TY. Çok memnun olduk. Hobilerinizi, nelerden beslendiğinizi ve sizi tanımlayacak özelliklerinizi de aktarır mısınız?
OK. Çizim yapmak, arkadaşlarımla vakit geçirmek ve BEŞİKTAŞ maçlarını izlemek en çok keyif aldığım şeyler. İlgimi çeken her şeyi okumayı seviyorum, alanımla ilgili olsun olmasın… Çok farklı bir daldan, esinlenebileceğiniz enterasan şeyler çıkabiliyor karşınıza.
TY. Tasarım eğitimi almaya nasıl karar verdiniz?
OK. Aslında sürekli çiziyordum bir şeyler. Farklı olmayı ve insanların kafasında yapıldıktan sonra ‘’ aa çok güzel olmuş’’ dedirtmeyi seviyordum. Tasarım konusuna ilk etapta yakınlarımın giyimlerini eleştirerek başladım.
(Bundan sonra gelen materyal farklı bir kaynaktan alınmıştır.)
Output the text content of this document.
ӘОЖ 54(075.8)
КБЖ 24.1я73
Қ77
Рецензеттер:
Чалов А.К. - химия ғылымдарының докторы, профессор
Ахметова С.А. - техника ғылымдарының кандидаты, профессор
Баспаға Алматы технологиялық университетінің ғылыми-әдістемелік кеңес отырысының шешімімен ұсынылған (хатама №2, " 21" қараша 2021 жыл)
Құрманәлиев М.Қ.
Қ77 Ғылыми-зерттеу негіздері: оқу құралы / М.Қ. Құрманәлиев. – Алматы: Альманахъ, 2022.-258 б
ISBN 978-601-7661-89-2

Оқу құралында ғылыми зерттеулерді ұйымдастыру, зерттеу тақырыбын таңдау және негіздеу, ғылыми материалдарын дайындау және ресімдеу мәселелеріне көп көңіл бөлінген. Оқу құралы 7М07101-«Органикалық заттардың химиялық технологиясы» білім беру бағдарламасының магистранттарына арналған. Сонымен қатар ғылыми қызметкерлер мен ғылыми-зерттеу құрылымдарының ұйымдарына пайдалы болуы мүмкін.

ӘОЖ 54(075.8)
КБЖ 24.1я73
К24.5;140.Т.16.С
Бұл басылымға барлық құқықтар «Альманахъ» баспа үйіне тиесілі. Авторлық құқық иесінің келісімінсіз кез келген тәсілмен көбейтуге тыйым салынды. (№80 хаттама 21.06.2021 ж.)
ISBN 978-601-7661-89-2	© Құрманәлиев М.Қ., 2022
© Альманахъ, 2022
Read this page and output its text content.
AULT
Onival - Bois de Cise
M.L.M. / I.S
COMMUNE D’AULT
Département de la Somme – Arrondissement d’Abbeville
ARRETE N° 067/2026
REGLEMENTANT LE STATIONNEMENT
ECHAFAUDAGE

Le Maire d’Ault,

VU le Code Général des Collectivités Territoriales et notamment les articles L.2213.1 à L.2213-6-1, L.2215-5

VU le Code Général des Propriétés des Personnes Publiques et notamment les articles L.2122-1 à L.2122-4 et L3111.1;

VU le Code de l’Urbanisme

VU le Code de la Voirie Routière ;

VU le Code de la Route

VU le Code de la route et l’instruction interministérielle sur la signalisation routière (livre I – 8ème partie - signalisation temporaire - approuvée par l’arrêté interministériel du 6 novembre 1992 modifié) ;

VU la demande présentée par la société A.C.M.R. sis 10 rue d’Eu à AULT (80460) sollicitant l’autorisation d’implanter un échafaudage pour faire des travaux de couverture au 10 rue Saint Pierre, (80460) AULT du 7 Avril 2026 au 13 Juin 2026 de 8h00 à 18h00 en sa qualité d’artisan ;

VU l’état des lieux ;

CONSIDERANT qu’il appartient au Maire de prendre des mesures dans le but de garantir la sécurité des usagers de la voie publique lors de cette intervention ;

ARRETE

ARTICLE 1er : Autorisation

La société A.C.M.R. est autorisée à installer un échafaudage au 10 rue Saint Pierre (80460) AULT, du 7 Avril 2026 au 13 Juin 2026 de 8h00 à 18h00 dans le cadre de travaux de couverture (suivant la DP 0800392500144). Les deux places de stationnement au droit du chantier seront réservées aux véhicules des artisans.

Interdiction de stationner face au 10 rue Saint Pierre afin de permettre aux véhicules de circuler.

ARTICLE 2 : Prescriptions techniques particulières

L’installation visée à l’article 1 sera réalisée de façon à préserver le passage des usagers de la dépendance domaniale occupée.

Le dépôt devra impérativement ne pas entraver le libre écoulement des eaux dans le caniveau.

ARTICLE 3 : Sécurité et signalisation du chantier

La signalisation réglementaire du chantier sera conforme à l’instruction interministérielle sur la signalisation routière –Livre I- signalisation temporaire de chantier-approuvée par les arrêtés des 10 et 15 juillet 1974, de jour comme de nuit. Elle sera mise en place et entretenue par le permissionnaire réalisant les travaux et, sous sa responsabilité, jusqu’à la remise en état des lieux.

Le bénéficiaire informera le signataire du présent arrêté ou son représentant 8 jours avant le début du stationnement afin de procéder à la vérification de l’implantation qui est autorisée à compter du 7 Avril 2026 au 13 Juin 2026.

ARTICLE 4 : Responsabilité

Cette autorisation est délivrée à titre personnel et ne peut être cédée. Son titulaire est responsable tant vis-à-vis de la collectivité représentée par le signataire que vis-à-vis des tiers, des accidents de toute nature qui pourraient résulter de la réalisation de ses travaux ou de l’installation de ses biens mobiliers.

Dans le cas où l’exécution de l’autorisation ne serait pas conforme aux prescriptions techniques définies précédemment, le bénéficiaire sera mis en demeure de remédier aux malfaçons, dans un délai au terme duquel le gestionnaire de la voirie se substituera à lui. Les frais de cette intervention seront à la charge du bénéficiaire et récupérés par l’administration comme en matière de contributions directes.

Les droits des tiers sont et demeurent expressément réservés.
Bu işi sevdiğimi farkettiğimde ilerletmeyi düşündüm ve moda tasarım okumaya karar verdim…
TY. Bu meslek için gerekli yetenekler neler ve nasıl geliştirilebilir?
OK. İlk etapta yetenek olmalı ve bu işi gerçekten sevmek gerekiyor. Güzel sanatlar fakültesi giriş sınavlarından geçmeniz gerekli. Daha sonra yeteneğinizle , yapmak istediğiniz işi birleştirmek size kalmış bir şey. Ama her şeyden önce çalışmak ve çok araştırmak gerekli…
TY. En büyük hayaliniz ve gerçekleştirmek istediğiniz projeleriniz neler?
OK. En büyük hayalim tabii ki de ünlü bir Türk modacısı olarak dünyada ismimi duyurmak. İlk etapta elimde en büyük şans olan, 2015 yılındaki performans defilemi başarıyla sunmak. Daha sonra adım adım ilerleyerek kendi markamı kurmayı düşünüyorum…
TY. Bu yarışmaya katılmaya nasıl karar verdiniz, yarışma sürecini nasıl değerlendiriyorsunuz?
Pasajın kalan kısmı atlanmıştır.